"Costa aponta investimento na ferrovia como um dos 'grandes' desafios", salienta-se no título da primeira notícia, datada de 22 de setembro de 2019, quando decorria a campanha para as eleições legislativas de 6 de outubro de 2019.

"Governo confirma adiamento de obras ferroviárias prioritárias", salienta-se no título da segunda notícia, datada de 19 de novembro de 2019, quando o novo Governo liderado pelo primeiro-ministro António Costa já está em funções.

Vários leitores do Polígrafo solicitaram uma verificação de factos relativamente a estas publicações.

De facto, no dia 22 de setembro de 2019, a Agência Lusa noticiou que "o secretário-geral do PS classificou este domingo o investimento na ferrovia como um dos 'grandes desafios', relembrando que até 2030 Portugal tem de ser capaz de reduzir em 40% as emissões de gases com efeito de estufa. 'A importância do investimento na ferrovia é um dos grandes desafios que nós temos, que toda a humanidade tem, e que está relacionada com o controlo das alterações climáticas. Portugal foi o primeiro país do mundo a fixar objetivos de neutralidade carbónica em 2050 a estabelecer um roteiro para essa, antecipando para 2030 metas mais exigentes', disse António Costa".

"O secretário-geral socialista, que fez em Espinho a primeira arruada da campanha às eleições legislativas de 6 de outubro, frisou que o setor dos transportes é 'fundamental' para o país alcançar os objetivos traçados em matéria de neutralidade carbónica. Falando em 'metas ambiciosas', o socialista recordou que o Programa Ferrovia 20-20, o plano nacional da indústria ferroviária, a modernização das grandes redes de Metro, a renovação do material circulante e o aumento da oferta de transporte fluvial são estratégias cruciais para alcançar os objetivos", lê-se na mesma notícia.
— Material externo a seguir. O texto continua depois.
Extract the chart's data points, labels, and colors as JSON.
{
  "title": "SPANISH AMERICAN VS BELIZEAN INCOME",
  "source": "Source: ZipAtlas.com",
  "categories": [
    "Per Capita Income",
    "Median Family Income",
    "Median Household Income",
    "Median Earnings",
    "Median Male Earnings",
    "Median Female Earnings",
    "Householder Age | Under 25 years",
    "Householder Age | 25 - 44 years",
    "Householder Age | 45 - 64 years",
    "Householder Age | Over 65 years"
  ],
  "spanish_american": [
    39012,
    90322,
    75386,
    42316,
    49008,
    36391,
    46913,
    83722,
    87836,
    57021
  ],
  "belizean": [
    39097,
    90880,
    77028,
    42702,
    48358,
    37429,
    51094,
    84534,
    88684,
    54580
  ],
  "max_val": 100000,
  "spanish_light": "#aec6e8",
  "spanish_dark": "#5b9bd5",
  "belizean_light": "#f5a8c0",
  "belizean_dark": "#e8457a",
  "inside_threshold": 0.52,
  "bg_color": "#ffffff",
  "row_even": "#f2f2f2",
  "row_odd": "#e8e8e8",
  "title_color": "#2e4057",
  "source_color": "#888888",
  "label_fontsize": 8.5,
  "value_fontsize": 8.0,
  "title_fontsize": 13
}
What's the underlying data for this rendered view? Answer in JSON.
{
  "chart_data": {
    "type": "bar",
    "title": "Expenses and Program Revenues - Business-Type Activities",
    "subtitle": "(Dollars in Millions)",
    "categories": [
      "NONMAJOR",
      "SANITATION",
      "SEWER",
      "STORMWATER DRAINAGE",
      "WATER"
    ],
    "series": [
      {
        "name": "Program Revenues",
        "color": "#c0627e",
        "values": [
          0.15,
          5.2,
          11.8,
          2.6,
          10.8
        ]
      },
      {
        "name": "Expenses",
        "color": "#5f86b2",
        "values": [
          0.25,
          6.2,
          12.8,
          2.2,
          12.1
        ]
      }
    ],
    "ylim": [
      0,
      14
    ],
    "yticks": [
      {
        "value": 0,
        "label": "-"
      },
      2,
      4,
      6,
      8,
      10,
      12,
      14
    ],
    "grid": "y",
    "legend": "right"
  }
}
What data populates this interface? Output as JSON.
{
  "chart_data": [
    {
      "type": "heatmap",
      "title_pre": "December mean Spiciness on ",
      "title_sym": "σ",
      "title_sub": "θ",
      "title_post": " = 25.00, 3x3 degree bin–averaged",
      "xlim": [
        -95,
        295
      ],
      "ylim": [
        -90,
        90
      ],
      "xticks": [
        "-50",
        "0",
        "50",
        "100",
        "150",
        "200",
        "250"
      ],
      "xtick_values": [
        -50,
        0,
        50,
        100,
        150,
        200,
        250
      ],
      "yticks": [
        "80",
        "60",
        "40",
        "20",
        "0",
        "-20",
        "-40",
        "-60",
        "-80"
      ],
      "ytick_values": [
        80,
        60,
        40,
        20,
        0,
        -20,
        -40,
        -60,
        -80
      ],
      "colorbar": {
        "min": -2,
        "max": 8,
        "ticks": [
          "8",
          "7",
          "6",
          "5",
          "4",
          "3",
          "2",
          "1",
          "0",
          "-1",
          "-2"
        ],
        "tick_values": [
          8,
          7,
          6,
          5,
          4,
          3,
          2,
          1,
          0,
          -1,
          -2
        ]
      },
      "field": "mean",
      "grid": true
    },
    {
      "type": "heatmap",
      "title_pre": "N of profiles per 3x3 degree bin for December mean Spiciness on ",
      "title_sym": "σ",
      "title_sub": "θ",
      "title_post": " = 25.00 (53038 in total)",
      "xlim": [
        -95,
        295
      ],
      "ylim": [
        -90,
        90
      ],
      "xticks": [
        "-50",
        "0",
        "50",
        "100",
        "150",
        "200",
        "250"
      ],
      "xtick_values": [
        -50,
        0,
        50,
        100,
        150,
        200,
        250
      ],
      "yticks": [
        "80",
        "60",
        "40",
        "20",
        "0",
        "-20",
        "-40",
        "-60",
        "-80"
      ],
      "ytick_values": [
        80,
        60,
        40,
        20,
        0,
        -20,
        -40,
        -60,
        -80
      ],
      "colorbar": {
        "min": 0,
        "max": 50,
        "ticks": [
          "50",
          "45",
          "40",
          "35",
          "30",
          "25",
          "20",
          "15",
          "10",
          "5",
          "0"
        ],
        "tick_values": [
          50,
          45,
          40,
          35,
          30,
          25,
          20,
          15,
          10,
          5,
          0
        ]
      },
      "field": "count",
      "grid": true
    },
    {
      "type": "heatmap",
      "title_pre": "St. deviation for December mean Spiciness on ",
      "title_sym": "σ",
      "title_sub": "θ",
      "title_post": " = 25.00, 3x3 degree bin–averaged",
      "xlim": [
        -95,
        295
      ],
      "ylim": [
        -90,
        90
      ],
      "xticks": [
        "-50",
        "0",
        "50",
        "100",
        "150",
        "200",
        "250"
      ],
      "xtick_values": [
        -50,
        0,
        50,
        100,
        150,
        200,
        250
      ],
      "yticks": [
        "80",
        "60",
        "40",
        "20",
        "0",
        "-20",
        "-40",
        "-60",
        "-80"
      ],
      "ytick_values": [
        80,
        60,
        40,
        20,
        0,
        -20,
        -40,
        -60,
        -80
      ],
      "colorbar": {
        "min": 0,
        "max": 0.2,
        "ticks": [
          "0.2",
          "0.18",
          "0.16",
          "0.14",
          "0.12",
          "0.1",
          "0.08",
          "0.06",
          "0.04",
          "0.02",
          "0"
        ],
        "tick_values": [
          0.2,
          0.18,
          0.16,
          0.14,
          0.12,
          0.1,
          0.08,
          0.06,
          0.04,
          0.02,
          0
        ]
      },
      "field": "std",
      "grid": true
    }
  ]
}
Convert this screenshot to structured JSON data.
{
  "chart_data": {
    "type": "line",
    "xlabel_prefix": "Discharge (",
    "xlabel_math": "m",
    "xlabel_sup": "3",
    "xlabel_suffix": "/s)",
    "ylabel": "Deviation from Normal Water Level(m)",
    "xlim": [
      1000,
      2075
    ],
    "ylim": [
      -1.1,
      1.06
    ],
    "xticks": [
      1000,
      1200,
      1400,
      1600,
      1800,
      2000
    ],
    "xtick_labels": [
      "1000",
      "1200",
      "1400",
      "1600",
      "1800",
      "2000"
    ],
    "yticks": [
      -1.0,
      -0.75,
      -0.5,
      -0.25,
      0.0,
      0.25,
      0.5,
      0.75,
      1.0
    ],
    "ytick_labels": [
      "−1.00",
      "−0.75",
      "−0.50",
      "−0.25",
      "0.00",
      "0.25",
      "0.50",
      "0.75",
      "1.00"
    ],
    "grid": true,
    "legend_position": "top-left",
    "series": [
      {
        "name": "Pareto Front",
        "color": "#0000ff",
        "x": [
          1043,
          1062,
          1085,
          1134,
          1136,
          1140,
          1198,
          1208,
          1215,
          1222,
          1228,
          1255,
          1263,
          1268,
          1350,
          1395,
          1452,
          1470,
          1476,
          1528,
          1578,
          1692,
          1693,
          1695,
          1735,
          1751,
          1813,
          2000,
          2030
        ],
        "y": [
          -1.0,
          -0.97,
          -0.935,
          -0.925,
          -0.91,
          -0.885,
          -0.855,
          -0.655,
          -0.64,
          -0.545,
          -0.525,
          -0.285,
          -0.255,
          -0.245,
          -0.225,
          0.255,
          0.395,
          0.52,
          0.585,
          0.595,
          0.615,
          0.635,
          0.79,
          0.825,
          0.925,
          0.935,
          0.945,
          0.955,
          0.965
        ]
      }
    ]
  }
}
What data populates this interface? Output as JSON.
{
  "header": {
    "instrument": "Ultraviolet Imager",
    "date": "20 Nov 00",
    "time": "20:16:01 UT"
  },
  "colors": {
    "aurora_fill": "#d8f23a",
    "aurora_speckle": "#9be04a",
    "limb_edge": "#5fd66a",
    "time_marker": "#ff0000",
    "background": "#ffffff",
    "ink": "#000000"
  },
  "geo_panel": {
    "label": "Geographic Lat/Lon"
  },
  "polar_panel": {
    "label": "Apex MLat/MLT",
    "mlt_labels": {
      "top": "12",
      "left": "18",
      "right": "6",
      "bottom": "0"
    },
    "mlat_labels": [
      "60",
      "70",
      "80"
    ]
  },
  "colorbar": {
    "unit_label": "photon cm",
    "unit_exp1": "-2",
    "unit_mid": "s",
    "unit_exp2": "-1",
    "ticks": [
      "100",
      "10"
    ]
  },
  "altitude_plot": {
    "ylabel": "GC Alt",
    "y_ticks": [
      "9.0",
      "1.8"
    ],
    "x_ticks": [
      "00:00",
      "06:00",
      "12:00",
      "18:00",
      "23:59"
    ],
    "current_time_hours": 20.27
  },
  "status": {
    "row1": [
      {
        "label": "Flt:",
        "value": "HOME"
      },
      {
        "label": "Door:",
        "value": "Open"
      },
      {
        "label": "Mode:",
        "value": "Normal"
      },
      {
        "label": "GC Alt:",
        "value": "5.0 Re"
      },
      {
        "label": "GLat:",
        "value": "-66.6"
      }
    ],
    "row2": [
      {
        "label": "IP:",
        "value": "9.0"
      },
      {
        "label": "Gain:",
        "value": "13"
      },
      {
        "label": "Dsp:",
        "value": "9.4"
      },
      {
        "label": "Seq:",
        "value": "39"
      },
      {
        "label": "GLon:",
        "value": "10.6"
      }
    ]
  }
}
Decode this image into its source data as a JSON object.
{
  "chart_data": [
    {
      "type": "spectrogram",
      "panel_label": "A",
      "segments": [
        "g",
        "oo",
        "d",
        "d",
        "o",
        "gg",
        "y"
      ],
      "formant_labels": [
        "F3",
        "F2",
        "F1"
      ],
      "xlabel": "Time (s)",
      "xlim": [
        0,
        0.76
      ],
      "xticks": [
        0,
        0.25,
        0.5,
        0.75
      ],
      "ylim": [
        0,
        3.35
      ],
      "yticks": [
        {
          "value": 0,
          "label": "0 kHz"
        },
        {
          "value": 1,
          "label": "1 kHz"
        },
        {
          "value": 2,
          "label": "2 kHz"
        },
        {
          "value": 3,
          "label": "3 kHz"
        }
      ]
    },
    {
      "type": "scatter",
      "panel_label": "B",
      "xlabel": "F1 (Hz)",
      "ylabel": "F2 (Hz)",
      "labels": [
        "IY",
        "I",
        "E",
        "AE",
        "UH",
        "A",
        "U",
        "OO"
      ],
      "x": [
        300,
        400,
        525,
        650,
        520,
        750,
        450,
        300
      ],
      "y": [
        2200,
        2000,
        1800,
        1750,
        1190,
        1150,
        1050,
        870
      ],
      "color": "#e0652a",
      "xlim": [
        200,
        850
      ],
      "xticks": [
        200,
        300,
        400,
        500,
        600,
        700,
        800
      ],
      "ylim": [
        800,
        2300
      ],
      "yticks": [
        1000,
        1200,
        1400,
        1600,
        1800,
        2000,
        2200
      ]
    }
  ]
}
"Alinhado com o também chefe do Governo, o ministro das Infraestruturas [Pedro Nuno Santos] salientou que durante anos se considerou a ferrovia como sendo 'transporte do passado'. Pelo contrário, argumentou o ministro e dirigente socialista, o transporte ferroviário é o transporte do futuro e uma das apostas do Governo do PS", acrescenta-se.

Salto temporal até ao dia 19 de novembro de 2019, com a rádio Renascença a noticiar que "Governo confirma adiamento de obras ferroviárias prioritárias", tal como é sublinhado nas publicações em análise.

"A Infraestruturas de Portugal admite adiamentos nas obras ferroviárias, mas garante que não há cancelamentos. O esclarecimento surge após o 'Jornal de Notícias' avançar que 18 obras previstas no âmbito do Programa Ferrovia 20-20, no valor de dois milhões de euros, foram suspensas ou atrasadas. Por exemplo, na linha do norte, a renovação do troço entre Válega e Espinho, só deverá avançar em 2022 ou 2023", informou a rádio Renascença. "Já a eletrificação da linha do Douro entre Marco de Canaveses e a Régua, cuja conclusão estava prevista para o final do ano, está parada. À Renascença, a Infraestruturas de Portugal esclarece que essa obra apenas foi suspensa, devido a dificuldades do consórcio, que obrigam ao lançamento de novo concurso".